Four short links: 2 June 2020
Coders on Twitch, Information Warfare, Myths of Reliability, and Policy as Code
- Coders on Twitch — Currently, livestream coding is an open secret — a flourishing subculture that’s easily overlooked. At any given moment, there are at least a dozen coders streaming, and there are hundreds of active streamers cataloged in Twitch’s Science & Technology category. Passive pair programming?
- Finding and Characterizing Information Warfare Campaigns — I present the strategic context of the information warfare that we see today, and identify and define information warfare forms of maneuver. I develop
various supervised and unsupervised methods to identify bots at four different data granularities. I present a deep learning model to classify memes as well as study
the evolution of memes within a conversation. I present a template for understanding the major components of an information campaign and develop automatic ways
to populate this template for a specific event. Finally, we present a Bot, Cyborg, and Troll Field Guide to help analysts and the general population understand these entities. - Myths of Reliability — 1. Remove the people who cause accidents; (2) document best practices and runbooks; (3) defend against prior root causes; (4) enforce procedures; (5) avoid risk; (6) simplify; (7) redundancy = better reliability.

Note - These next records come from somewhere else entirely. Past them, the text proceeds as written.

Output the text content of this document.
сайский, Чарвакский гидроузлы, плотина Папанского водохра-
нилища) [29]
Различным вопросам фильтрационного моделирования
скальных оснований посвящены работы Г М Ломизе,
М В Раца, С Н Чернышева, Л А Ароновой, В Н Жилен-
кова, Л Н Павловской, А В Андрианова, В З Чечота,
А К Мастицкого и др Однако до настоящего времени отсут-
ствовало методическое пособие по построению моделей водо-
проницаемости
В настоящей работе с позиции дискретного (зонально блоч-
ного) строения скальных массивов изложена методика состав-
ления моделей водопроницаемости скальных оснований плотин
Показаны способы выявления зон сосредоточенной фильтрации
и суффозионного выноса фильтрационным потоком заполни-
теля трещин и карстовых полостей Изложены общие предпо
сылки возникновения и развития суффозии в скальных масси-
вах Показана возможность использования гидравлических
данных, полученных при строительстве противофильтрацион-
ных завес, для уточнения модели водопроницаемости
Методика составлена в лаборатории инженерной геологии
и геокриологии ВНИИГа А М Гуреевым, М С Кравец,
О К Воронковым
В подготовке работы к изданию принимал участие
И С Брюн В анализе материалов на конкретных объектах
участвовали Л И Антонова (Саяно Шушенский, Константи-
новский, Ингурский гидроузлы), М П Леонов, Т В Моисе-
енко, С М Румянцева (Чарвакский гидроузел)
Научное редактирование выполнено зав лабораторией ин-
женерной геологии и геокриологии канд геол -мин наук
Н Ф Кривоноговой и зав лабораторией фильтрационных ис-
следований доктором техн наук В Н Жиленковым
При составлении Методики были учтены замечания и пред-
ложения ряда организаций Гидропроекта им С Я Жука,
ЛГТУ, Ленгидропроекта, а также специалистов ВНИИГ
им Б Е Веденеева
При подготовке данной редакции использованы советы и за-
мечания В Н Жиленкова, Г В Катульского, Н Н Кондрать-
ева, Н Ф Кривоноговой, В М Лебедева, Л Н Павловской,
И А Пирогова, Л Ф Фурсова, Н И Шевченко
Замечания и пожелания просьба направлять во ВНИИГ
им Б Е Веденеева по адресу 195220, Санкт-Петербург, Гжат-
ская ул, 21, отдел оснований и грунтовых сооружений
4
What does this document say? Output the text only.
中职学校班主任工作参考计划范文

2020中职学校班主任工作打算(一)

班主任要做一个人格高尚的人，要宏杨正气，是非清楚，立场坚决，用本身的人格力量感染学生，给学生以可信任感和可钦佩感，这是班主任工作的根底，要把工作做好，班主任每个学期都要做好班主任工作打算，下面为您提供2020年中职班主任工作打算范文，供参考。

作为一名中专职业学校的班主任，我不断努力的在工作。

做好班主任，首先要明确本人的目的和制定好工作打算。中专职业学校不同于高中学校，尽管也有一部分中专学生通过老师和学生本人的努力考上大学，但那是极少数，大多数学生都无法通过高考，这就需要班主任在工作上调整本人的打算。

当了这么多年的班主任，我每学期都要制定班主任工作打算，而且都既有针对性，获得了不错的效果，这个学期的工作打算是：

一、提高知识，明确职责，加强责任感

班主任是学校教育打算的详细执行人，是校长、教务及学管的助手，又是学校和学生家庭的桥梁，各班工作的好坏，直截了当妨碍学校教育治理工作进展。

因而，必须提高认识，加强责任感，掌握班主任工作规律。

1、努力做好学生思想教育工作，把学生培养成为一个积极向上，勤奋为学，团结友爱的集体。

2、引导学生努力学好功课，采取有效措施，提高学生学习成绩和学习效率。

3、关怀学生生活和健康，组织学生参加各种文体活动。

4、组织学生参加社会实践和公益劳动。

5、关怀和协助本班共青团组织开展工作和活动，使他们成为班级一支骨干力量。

- Policy as Code — policy staff typically write rules in English and distribute them in PDF form. Technical staff then read the complex policy rules and translate them into computer code to implement the policy in digital systems. Structuring this as a two-step process introduces lag and room for misinterpretation. Bringing technical and policy staff together to write and publish policy rules as computer code together early on improves both speed and accuracy.